A 2014 national opinion survey by Gallup showed that 71% of Americans who regularly vote in federal elections support employees’ Right to Work whether or not they choose to affiliate with a union.

Opinion surveys taken in 2006, 2004, 2001, 2000, 1997, 1995, 1993, 1984 and 1980 showed virtually identical results.

And every time Congress has voted on a forced-unionism issue, going back nearly 40 years, the result has been a gain in support for Right to Work after the next election cycle.

For example, in 1996, the Senate voted for the first time on the National Right to Work Act.
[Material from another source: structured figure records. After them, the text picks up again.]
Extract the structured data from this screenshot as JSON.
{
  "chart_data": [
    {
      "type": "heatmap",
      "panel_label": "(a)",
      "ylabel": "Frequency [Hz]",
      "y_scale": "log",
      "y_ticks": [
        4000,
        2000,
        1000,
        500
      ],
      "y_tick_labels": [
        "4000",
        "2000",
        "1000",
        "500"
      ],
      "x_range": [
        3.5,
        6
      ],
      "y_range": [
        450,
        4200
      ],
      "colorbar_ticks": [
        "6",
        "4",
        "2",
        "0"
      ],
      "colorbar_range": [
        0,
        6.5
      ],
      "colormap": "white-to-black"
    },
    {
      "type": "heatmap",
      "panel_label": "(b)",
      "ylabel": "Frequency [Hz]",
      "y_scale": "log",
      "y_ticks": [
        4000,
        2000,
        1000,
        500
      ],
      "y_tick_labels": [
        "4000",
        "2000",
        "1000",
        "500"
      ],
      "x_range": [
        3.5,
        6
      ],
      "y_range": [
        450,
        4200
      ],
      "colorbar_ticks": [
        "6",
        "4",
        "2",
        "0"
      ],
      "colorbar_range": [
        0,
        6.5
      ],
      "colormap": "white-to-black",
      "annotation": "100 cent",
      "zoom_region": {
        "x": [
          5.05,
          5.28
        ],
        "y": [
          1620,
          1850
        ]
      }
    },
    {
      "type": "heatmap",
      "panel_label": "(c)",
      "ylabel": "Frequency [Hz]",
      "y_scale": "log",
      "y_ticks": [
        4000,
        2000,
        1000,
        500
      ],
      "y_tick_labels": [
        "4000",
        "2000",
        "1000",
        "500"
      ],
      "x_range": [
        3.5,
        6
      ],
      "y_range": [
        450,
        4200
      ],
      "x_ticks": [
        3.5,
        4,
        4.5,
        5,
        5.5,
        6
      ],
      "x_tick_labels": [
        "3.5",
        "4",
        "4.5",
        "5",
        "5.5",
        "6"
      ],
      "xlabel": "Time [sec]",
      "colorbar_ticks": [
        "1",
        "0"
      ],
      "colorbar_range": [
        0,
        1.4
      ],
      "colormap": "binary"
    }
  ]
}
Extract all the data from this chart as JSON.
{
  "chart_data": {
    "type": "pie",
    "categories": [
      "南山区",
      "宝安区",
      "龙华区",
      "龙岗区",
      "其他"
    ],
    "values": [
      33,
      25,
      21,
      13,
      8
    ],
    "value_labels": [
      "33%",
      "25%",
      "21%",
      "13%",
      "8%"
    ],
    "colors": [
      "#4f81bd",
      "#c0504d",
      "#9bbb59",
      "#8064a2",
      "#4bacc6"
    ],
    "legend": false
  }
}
Although the measure was defeated and Big Labor went on to spend an estimated half- billion dollars or more trying to buy the 1996 Elections, the end result was a net gain of five Right to Work supporters in the Senate by early 1997.

Even without a recorded vote, in stark contrast to Republicans who kowtowed to the union brass, the 98 GOP House candidates who sponsored National Right to Work legislation in 2012-2013 and sought re-election won 97% of their November 4 contests.

But recorded votes on the Right to Work Bill in 2015 or 2016 would likely prove even more effective at mobilizing freedom-loving citizens to “convert” or oust forced-unionism proponents in Congress.

The record shows that the American people want an end to federally-authorized compulsory union dues, and only Congress can do that. It’s the Congressional opponents of Right to Work who will have to explain their actions if they prevent the Right to Work Bill from coming to the floor for a vote.